The company is also showing off Project Mariner, an experimental Chrome extension that is capable of taking over web navigation to do useful chores for users. WIRED was given a live demo at Google DeepMind’s headquarters in London. The agent was asked to help plan a meal, which saw it navigate to the website of the supermarket chain Sainsbury’s, log in to a user’s account, and then add relevant items to their shopping basket. When certain items were unavailable the model chose suitable replacements based on its own knowledge about cooking. Google declined to perform other tasks, suggesting it remains a work in progress.
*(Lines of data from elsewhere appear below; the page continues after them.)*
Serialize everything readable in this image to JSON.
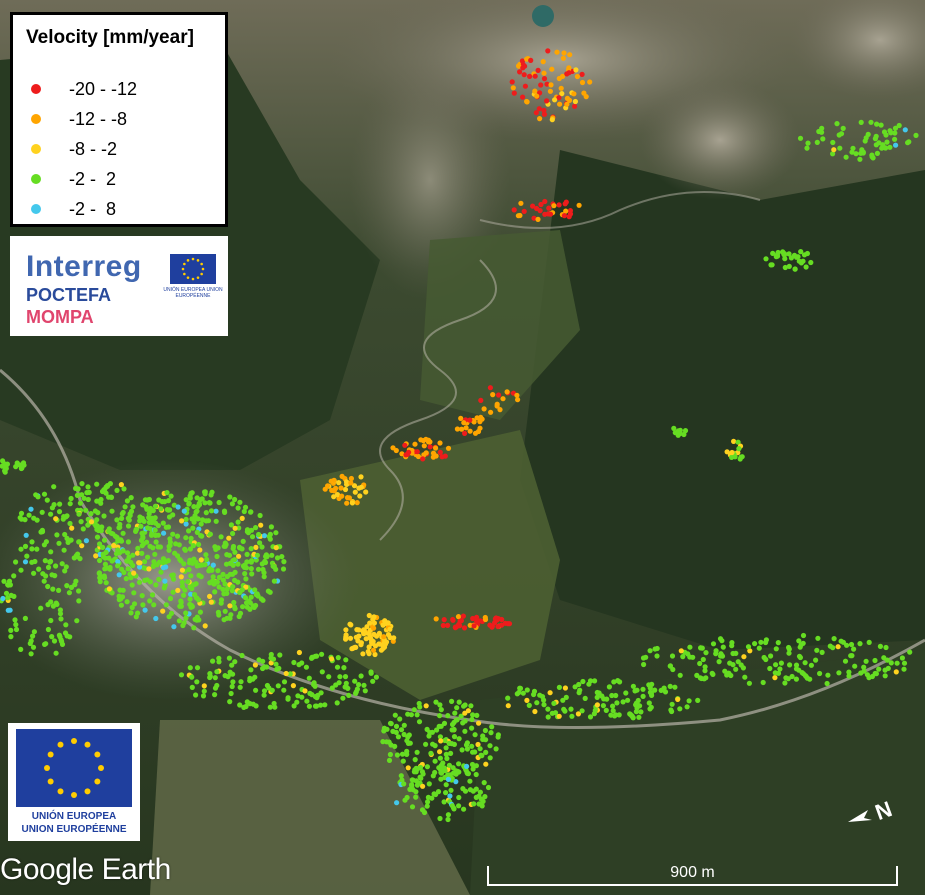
{
  "legend": {
    "title": "Velocity [mm/year]",
    "classes": [
      {
        "label": "-20 - -12",
        "color": "#ee1c1c"
      },
      {
        "label": "-12 - -8",
        "color": "#ffa500"
      },
      {
        "label": "-8 - -2",
        "color": "#ffd21f"
      },
      {
        "label": "-2 -  2",
        "color": "#66dd22"
      },
      {
        "label": "-2 -  8",
        "color": "#44c8ec"
      }
    ]
  },
  "interreg": {
    "name": "Interreg",
    "programme": "POCTEFA",
    "project": "MOMPA",
    "flag_text": "UNIÓN EUROPEA UNION EUROPÉENNE"
  },
  "eu": {
    "line1": "UNIÓN EUROPEA",
    "line2": "UNION EUROPÉENNE"
  },
  "attribution": "Google Earth",
  "scale": {
    "label": "900 m"
  },
  "compass": {
    "label": "N",
    "icon": "north-arrow-icon"
  },
  "colors": {
    "forest": "#2c3f27",
    "meadow": "#5a6b3a",
    "rock": "#8d8a7a",
    "road": "#b8b4a8"
  }
}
“Mariner is our exploration, very much a research prototype at the moment, of how one reimagines the user interface with AI,” Hassabis says.
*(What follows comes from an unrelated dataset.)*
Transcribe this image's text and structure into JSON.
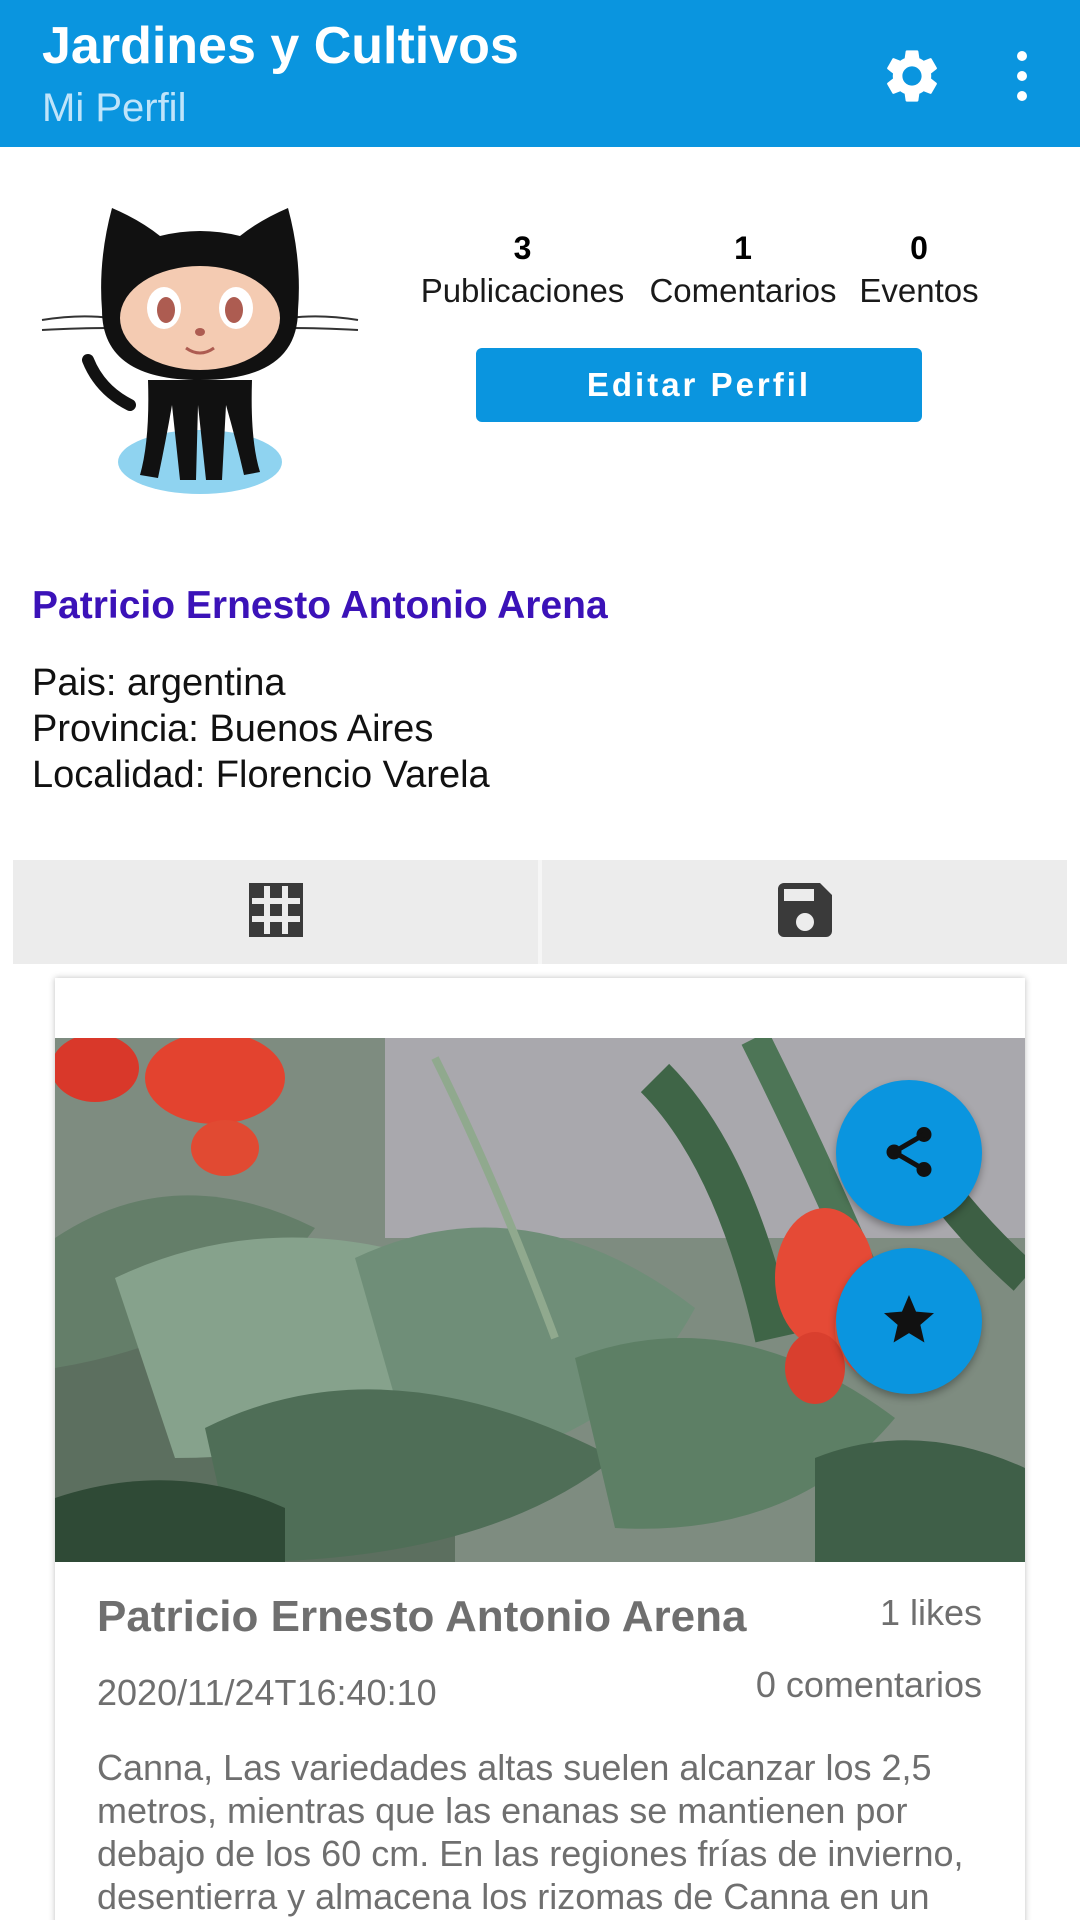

Google launched Gemini in December 2023 as part of an effort to catch up with OpenAI, the startup behind the wildly popular chatbot ChatGPT. Despite having invested heavily in AI and contributing key research breakthroughs, Google saw OpenAI lauded as the new leader in AI and its chatbot even touted as perhaps a better way to search the web. With its Gemini models, Google now offers a chatbot as capable as ChatGPT. It has also added generative AI to search and other products.
When Hassabis first revealed Gemini in December 2023, he told WIRED that the way it had been trained to understand audio and video would eventually prove transformative.
Google today also offered a glimpse of how this might transpire with a new version of an experimental project called Astra. This allows Gemini 2 to make sense of its surroundings, as viewed through a smartphone camera or another device, and converse naturally in a humanlike voice about what it sees.
WIRED tested Gemini 2 at Google DeepMind’s offices and found it to be an impressive new kind of personal assistant. In a room decorated to look like a bar, Gemini 2 quickly assessed several wine bottles in view, providing geographical information, details of taste characteristics, and pricing sourced from the web.
“One of the things I want Astra to do is be the ultimate recommendation system,” Hassabis says. “It could be very exciting. There might be connections between books you like to read and food you like to eat. There probably are and we just haven’t discovered them.”
Through Astra, Gemini 2 can not only search the web for information relevant to a user’s surroundings and use Google Lens and Maps. It can also remember what it has seen and heard—although Google says users would be able to delete data—providing an ability to learn a user’s taste and interests.
In a mocked-up gallery, Gemini 2 offered a wealth of historical information about paintings on the walls. The model rapidly read from several books as WIRED flicked through pages, instantly translating poetry from Spanish to English and describing recurrent themes.
“There are obvious business model opportunities for advertising or recommendations,” Hassabis says when asked if companies might be able to pay to have their products highlighted by Astra.
Though the demos were carefully curated, and Gemini 2 will inevitably make errors in real use, the model resisted efforts to trip it up reasonably well. It adapted to interruptions and as WIRED suddenly changed the phone’s view, improvising much as a person might.
At one point, your correspondent showed Gemini 2 an iPhone and said that it was stolen. Gemini 2 said that it was wrong to steal and the phone should be returned. When pushed, however, it granted that it would be OK to use the device to make an emergency phone call.
Hassabis acknowledges that bringing AI into the physical world could result in unexpected behaviors. “I think we need to learn about how people are going to use these systems,” he says. “What they find it useful for; but also the privacy and security side, we have to think about that very seriously up front.”